The ‘angry electorate’ is such a staple phrase of political reporting that journalists even make joking references to it:

“I think journalists’ fondness for public office, which usually strikes the journalists concerned in late middle age – hey, I am so there – comes from our communal conviction that we are running the country already. We shout about the state of the nation quite a lot when we’re on the phone to each other. We laugh knowingly. We curse and swear. We do a little bit of swaggering at our keyboards. Because we know the score. Politicians are idiots. These conversations constitute our political experience, and qualify us to dash out looking for a nomination, a book deal or a chance to address the angry horde and give it the benefit of our opinion.” [Being a TD could add up to being the perfect job, 17/1/11]

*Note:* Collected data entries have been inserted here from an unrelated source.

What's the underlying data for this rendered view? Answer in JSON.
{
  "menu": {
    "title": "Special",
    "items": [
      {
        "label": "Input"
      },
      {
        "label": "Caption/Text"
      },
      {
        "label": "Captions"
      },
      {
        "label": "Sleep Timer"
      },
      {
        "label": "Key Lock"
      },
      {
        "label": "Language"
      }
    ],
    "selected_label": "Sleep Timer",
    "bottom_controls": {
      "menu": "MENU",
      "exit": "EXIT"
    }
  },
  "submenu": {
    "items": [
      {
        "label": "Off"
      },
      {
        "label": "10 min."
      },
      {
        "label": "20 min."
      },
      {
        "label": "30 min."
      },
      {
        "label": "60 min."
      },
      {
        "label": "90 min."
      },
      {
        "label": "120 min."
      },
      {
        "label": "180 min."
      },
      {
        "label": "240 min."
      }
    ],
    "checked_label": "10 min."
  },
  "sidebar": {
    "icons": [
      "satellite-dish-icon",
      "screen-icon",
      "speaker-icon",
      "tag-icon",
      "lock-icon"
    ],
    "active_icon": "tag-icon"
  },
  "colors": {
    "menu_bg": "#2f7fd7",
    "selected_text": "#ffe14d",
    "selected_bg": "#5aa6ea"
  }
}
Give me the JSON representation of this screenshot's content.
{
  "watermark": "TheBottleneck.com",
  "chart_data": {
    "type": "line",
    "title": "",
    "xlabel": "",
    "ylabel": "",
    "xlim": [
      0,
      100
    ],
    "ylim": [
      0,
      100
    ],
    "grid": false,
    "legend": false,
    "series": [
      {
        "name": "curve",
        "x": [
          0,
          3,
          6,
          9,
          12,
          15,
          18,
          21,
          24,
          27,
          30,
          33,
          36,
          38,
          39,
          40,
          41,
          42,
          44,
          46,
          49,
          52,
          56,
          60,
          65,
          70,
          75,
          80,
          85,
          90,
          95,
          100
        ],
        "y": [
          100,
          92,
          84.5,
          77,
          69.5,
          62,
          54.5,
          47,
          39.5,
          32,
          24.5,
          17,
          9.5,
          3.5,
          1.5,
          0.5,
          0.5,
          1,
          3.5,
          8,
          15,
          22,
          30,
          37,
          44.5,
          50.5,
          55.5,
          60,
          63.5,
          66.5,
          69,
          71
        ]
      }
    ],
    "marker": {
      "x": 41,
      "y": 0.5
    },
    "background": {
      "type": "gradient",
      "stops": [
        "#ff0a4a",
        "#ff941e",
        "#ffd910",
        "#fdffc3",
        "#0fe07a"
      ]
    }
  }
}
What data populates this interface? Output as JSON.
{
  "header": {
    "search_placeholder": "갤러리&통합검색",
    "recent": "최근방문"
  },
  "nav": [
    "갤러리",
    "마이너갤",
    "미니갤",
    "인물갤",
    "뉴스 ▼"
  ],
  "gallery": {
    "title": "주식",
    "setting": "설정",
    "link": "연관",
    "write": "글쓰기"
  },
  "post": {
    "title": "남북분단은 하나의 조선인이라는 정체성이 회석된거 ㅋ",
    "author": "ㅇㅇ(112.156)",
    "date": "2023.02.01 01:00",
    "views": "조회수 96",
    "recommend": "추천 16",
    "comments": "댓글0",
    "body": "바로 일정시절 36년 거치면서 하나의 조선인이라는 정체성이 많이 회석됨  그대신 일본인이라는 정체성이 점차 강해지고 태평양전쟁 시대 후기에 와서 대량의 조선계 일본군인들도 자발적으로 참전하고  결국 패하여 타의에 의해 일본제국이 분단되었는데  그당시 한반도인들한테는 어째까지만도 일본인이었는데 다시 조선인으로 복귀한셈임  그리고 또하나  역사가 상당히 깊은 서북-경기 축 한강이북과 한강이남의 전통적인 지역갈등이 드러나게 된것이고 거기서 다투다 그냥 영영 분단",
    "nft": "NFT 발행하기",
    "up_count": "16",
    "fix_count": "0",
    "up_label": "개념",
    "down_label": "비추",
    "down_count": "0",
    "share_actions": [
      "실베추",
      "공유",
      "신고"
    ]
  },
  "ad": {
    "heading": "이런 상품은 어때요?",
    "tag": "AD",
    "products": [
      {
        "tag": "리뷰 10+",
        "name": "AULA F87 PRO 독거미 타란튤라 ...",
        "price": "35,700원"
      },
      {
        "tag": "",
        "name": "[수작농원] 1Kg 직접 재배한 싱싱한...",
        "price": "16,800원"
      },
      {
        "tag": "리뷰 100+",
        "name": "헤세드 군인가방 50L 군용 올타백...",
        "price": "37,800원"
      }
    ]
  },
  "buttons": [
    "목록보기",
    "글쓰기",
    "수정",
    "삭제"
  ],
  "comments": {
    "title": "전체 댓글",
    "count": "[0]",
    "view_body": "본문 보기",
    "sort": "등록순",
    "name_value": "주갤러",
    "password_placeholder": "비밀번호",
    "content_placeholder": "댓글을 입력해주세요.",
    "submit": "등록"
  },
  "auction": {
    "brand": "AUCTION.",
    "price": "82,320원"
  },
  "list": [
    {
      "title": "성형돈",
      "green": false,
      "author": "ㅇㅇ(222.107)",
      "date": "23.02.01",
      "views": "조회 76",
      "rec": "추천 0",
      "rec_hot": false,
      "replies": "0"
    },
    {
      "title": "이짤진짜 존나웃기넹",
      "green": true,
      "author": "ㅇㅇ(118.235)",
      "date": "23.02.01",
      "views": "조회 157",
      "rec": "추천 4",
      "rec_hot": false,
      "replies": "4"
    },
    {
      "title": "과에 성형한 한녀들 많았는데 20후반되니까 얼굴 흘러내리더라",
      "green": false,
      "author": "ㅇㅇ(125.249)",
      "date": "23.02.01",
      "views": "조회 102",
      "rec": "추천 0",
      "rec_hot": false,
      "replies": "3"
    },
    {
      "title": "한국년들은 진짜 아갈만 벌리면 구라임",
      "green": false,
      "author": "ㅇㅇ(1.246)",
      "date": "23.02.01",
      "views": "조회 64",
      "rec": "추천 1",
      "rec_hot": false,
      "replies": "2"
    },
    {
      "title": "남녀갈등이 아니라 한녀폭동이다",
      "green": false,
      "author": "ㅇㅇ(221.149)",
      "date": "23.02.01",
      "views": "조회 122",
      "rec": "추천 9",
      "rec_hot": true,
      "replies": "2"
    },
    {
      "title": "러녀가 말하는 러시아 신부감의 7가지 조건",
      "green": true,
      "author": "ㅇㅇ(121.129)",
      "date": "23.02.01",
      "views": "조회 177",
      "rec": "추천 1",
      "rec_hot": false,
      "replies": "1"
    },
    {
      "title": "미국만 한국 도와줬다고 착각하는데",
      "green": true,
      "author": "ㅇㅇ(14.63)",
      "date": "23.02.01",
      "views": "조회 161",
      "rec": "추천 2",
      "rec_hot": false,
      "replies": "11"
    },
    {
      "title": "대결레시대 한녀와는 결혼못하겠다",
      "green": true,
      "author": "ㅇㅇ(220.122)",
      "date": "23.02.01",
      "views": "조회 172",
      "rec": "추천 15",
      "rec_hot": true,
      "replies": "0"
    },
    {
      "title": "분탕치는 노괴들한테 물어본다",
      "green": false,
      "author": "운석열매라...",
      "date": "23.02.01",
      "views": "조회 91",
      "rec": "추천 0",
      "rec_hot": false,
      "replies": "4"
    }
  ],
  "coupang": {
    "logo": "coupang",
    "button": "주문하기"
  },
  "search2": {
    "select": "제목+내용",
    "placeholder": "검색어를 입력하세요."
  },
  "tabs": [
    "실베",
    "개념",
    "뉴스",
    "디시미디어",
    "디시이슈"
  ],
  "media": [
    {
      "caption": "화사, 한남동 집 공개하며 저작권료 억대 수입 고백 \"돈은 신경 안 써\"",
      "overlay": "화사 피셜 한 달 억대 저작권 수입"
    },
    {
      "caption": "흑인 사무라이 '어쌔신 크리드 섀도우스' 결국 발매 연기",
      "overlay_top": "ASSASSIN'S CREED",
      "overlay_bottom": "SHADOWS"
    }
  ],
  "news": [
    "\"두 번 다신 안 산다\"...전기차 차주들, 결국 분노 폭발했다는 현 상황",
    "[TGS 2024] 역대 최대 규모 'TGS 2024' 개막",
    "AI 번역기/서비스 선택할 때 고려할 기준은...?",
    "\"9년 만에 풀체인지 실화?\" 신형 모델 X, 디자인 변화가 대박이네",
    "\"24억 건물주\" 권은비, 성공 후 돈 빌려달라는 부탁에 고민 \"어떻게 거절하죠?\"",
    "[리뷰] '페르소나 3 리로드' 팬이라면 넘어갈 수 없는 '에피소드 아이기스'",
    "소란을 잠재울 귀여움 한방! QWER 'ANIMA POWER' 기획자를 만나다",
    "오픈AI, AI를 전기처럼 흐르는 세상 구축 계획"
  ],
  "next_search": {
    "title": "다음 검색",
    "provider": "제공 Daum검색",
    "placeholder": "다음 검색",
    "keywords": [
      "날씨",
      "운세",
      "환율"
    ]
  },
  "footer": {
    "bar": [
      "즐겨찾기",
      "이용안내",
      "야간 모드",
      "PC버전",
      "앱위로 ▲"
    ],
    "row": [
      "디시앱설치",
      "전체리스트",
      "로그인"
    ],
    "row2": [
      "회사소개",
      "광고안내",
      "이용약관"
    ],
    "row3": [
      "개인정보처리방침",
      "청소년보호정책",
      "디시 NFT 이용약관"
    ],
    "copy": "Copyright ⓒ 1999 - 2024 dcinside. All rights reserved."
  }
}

Politicians, on the other hand, can be seen showing the public how it should be done:

“IT SAYS something for the shell-shocked state of our politicians that yesterday’s Budget, certainly the most savage in living memory, was spelled out to a Dáil chamber that, for the most part, was resigned and subdued rather than angry and boisterous. The public was waiting for the hit that will determine their living standards, not just for Christmas but for the next couple of years or so. At least there is some certainty about the expectations we can have about our living standards now.” [Everybody takes a hit, 8/12/10]

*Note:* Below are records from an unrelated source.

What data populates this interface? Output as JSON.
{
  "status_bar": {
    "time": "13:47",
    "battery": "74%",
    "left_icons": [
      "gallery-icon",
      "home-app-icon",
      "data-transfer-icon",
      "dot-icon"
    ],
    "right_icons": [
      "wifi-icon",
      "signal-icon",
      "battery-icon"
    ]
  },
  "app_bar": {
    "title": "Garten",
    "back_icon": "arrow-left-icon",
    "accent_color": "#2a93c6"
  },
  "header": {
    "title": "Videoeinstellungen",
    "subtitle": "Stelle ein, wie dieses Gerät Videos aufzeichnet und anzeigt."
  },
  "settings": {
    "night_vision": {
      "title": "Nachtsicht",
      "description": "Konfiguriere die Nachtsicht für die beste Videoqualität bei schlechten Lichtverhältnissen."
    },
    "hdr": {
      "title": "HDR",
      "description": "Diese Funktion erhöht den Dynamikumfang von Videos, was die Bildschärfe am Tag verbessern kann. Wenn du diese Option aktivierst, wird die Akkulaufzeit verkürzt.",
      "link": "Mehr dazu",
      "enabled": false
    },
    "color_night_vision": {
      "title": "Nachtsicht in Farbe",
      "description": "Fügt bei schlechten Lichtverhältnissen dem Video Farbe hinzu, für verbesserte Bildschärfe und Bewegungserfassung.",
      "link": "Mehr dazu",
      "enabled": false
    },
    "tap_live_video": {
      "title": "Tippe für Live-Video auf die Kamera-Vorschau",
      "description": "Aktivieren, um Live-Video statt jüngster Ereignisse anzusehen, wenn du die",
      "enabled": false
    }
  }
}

‘Resignation’ is the proper, logical, adult reaction to necessary budgetary ‘tightening’ and tax base ‘broadening’. A sentiment hammered home in the headline, ‘Everyone takes a hit’.

There is also the inbuilt idea, that the public is tempestuous, or perhaps even childish, that they simply want to vent their frustration by voting for a different party or leader:

“The only argument for Cowen remaining on is that he would act as a lightning rod for all the pent-up anger felt by the electorate at the country’s plight. Once the voters have vented their frustrations on Cowen in an election, a new leader might be able to pick up the pieces and rebuild the party.” [Sharp decision on Cowen will return focus to election, 15/1/11]

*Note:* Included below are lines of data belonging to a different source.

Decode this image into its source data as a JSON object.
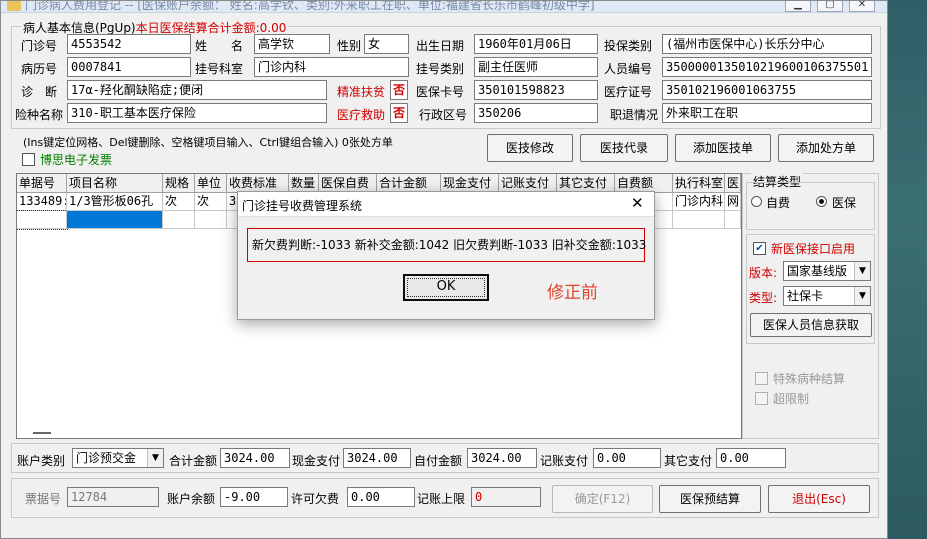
{
  "window": {
    "title": "门诊病人费用登记 -- [医保账户余额： 姓名:高学钦、类别:外来职工在职、单位:福建省长乐市鹤峰初级中学]"
  },
  "patient_group": {
    "title": "病人基本信息(PgUp)",
    "settle_note": "本日医保结算合计金额:0.00"
  },
  "fields": {
    "clinic_no_label": "门诊号",
    "clinic_no": "4553542",
    "name_label": "姓　　名",
    "name": "高学钦",
    "gender_label": "性别",
    "gender": "女",
    "birth_label": "出生日期",
    "birth": "1960年01月06日",
    "insured_type_label": "投保类别",
    "insured_type": "(福州市医保中心)长乐分中心",
    "record_no_label": "病历号",
    "record_no": "0007841",
    "reg_dept_label": "挂号科室",
    "reg_dept": "门诊内科",
    "reg_type_label": "挂号类别",
    "reg_type": "副主任医师",
    "person_no_label": "人员编号",
    "person_no": "3500000135010219600106375501",
    "diag_label": "诊　断",
    "diag": "17α-羟化酮缺陷症;便闭",
    "poverty_label": "精准扶贫",
    "poverty_flag": "否",
    "card_no_label": "医保卡号",
    "card_no": "350101598823",
    "med_cert_label": "医疗证号",
    "med_cert": "350102196001063755",
    "ins_type_label": "险种名称",
    "ins_type": "310-职工基本医疗保险",
    "aid_label": "医疗救助",
    "aid_flag": "否",
    "region_label": "行政区号",
    "region": "350206",
    "retire_label": "职退情况",
    "retire": "外来职工在职"
  },
  "hint": {
    "text": "(Ins键定位网格、Del键删除、空格键项目输入、Ctrl键组合输入)",
    "count": "0张处方单",
    "einvoice_label": "博思电子发票"
  },
  "buttons": {
    "modify": "医技修改",
    "proxy": "医技代录",
    "add_tech": "添加医技单",
    "add_rx": "添加处方单",
    "confirm": "确定(F12)",
    "pre_settle": "医保预结算",
    "exit": "退出(Esc)",
    "fetch_info": "医保人员信息获取"
  },
  "grid": {
    "columns": [
      "单据号",
      "项目名称",
      "规格",
      "单位",
      "收费标准",
      "数量",
      "医保自费",
      "合计金额",
      "现金支付",
      "记账支付",
      "其它支付",
      "自费额",
      "执行科室",
      "医"
    ],
    "row": [
      "133489:",
      "1/3管形板06孔",
      "次",
      "次",
      "3",
      "",
      "",
      "",
      "",
      "",
      "",
      "",
      "门诊内科",
      "网"
    ]
  },
  "settle_panel": {
    "title": "结算类型",
    "self_pay": "自费",
    "insurance": "医保",
    "new_iface": "新医保接口启用",
    "version_label": "版本:",
    "version": "国家基线版",
    "type_label": "类型:",
    "type": "社保卡",
    "special": "特殊病种结算",
    "over_limit": "超限制"
  },
  "totals": {
    "account_type_label": "账户类别",
    "account_type": "门诊预交金",
    "total_label": "合计金额",
    "total": "3024.00",
    "cash_label": "现金支付",
    "cash": "3024.00",
    "self_label": "自付金额",
    "self": "3024.00",
    "ledger_label": "记账支付",
    "ledger": "0.00",
    "other_label": "其它支付",
    "other": "0.00"
  },
  "footer": {
    "ticket_label": "票据号",
    "ticket": "12784",
    "balance_label": "账户余额",
    "balance": "-9.00",
    "credit_label": "许可欠费",
    "credit": "0.00",
    "limit_label": "记账上限",
    "limit": "0"
  },
  "dialog": {
    "title": "门诊挂号收费管理系统",
    "message": "新欠费判断:-1033 新补交金额:1042 旧欠费判断-1033 旧补交金额:1033",
    "ok": "OK",
    "note": "修正前"
  },
  "colors": {
    "accent_red": "#d00000",
    "note_orange": "#e0452c",
    "selection_blue": "#0078d7"
  }
}
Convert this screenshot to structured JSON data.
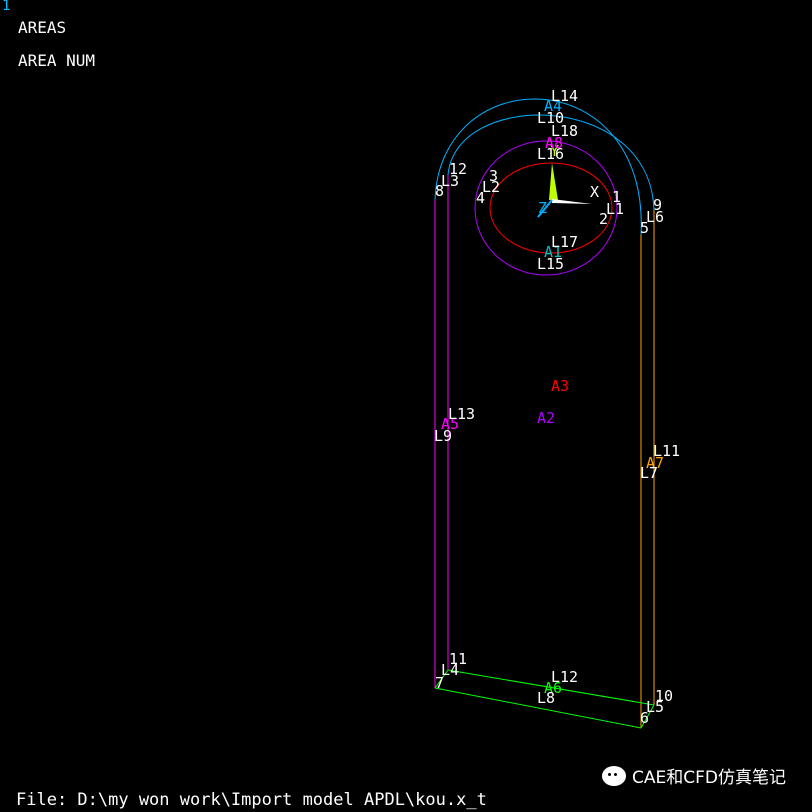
{
  "window_number": "1",
  "plot_title": "AREAS",
  "plot_subtitle": "AREA NUM",
  "file_info": "File: D:\\my won work\\Import model APDL\\kou.x_t",
  "watermark": "CAE和CFD仿真笔记",
  "colors": {
    "background": "#000000",
    "text": "#ffffff",
    "magenta": "#ff00ff",
    "purple": "#b000ff",
    "orange": "#ffa500",
    "green": "#00ff00",
    "blue": "#00b0ff",
    "red": "#ff0000",
    "triad_y": "#c0ff00"
  },
  "triad": {
    "x": "X",
    "y": "Y",
    "z": "Z"
  },
  "areas": {
    "A1": "A1",
    "A2": "A2",
    "A3": "A3",
    "A4": "A4",
    "A5": "A5",
    "A6": "A6",
    "A7": "A7",
    "A8": "A8"
  },
  "lines": {
    "L1": "L1",
    "L2": "L2",
    "L3": "L3",
    "L4": "L4",
    "L5": "L5",
    "L6": "L6",
    "L7": "L7",
    "L8": "L8",
    "L9": "L9",
    "L10": "L10",
    "L11": "L11",
    "L12": "L12",
    "L13": "L13",
    "L14": "L14",
    "L15": "L15",
    "L16": "L16",
    "L17": "L17",
    "L18": "L18"
  },
  "keypoints": {
    "k1": "1",
    "k2": "2",
    "k3": "3",
    "k4": "4",
    "k5": "5",
    "k6": "6",
    "k7": "7",
    "k8": "8",
    "k9": "9",
    "k10": "10",
    "k11": "11",
    "k12": "12"
  }
}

“They have had time to reflect over the break. They have spent more time with their constituents and come face to face again with the extent of public anger at the party. They have also come to appreciate the extent to which that anger is focused, somewhat unfairly, on Brian Cowen in particular.” [Senior Fianna Fáilers hold fate of party in their hands, 15/1/11]

“An increasingly angry electorate has already demonstrated its determination to punish the junior Coalition partner with a severity that has shocked the Green base. The party went into the 2009 local elections with 15 city and county councillors and emerged with just three, making it practically impossible to keep Green issues anywhere near the top of local government’s agenda.” [Besieged Greens focus on electoral survival, 16/09/10]

And if this anger is not adequately “navigated” by politicians and journalists alike, it can lead to the masses being swayed by “crackpots”:

“In short, they are mostly realists because they have always had to be. But at times like this, they too can be swayed by crackpots offering easy solutions, particularly if these appear to be finding some echo amongst the elites.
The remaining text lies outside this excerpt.